A campaign of consistent, clear and calm messages can help overcome hysteria caused by a crisis

King’s College London teaching fellow Oliver Johnson says it is really important for the NHS not to overreact, and instead to stick to the evidence around Ebola, while acknowledging it is a “scary” disease.

‘Even in Britain we have to guard against hysteria’

He says: “The lesson to learn is that staff in every country get scared and that’s normal, and you can’t blame them.

“A lot of the battle here has been psychological: getting patients to come to hospital, getting staff to know the right questions to ask, and when they’re faced with that patient, staying at their posts.

“Here there were staff strikes and times when patients who were told they had suspected Ebola literally ran out of the hospital.”
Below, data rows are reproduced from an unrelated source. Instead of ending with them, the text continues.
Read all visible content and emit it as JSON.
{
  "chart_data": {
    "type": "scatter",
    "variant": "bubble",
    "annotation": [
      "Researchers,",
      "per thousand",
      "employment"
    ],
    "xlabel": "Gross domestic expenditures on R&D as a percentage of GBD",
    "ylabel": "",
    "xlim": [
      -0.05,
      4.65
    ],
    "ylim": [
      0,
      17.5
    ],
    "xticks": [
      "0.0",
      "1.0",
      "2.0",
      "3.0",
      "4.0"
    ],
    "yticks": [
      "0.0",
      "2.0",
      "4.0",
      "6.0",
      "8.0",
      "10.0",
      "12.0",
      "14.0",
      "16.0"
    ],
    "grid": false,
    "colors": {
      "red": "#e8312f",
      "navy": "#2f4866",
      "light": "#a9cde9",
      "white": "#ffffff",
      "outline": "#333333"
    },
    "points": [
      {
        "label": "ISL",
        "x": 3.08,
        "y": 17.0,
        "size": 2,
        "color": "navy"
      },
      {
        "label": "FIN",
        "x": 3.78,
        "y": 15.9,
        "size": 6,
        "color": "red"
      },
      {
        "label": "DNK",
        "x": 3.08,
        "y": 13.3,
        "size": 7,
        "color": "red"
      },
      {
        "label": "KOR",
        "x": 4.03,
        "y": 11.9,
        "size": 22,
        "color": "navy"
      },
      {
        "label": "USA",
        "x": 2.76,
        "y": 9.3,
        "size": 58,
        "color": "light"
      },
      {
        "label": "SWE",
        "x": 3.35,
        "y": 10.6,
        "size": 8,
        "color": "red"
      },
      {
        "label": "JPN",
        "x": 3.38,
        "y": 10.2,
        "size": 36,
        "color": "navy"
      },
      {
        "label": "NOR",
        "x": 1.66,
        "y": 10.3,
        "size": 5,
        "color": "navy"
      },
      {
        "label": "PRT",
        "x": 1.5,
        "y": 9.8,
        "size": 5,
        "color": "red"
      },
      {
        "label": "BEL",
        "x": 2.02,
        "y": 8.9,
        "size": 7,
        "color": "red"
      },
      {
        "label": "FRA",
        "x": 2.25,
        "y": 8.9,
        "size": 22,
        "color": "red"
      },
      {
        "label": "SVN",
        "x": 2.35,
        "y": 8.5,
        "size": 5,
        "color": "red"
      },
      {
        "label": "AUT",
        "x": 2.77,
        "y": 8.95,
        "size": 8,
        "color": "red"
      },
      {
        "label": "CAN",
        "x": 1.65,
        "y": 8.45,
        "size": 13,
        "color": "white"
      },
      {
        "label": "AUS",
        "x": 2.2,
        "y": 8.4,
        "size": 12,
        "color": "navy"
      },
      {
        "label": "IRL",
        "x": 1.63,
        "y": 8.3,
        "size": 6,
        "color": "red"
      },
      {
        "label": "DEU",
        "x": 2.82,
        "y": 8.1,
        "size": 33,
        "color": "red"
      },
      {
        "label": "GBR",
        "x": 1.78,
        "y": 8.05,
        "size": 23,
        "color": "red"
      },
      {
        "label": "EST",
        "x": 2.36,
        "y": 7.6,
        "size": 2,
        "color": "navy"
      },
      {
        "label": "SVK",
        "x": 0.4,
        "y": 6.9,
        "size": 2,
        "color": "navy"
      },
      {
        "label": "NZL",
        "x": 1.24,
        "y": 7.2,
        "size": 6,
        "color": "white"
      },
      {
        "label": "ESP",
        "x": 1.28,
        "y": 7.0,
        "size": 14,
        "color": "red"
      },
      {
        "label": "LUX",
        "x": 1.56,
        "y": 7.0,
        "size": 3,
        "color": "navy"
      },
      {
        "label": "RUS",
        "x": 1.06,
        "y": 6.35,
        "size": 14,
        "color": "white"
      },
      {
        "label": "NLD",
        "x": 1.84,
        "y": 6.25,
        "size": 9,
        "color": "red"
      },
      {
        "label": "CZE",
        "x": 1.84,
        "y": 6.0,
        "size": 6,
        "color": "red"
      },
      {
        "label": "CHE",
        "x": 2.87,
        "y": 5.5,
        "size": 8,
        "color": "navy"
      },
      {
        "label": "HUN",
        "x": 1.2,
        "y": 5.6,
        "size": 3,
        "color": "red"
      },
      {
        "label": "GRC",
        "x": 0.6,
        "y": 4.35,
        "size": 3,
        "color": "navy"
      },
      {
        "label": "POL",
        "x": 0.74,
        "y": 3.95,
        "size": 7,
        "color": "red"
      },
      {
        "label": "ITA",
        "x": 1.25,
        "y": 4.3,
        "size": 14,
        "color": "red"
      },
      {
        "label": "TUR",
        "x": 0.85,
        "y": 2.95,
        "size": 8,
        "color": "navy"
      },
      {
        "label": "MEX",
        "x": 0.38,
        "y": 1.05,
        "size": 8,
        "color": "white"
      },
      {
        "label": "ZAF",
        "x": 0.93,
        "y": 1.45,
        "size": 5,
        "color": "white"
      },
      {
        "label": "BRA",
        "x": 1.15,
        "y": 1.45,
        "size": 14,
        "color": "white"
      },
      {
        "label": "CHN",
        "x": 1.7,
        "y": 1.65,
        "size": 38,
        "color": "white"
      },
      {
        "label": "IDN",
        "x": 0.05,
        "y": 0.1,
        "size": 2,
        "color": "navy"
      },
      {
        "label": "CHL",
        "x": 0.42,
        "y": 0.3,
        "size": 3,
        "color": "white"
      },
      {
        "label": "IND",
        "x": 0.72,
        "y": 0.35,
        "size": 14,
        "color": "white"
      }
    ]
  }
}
Getting staff to know the right questions to ask helps minimise hysteria among the workforce and patients

This was solved, Dr Johnson says, by a campaign of consistent, really clear, calm messaging on the radio, on television, from the health minister and most importantly, from the president, whose leadership was critical.

He says NHS staff can learn from the experience in Sierra Leone.

“Even in Britain we have to guard against hysteria and not think that we know it all. We’ve got a lot to learn. It’s about sticking to the evidence and not letting it be governed by panic headlines or political pressures.”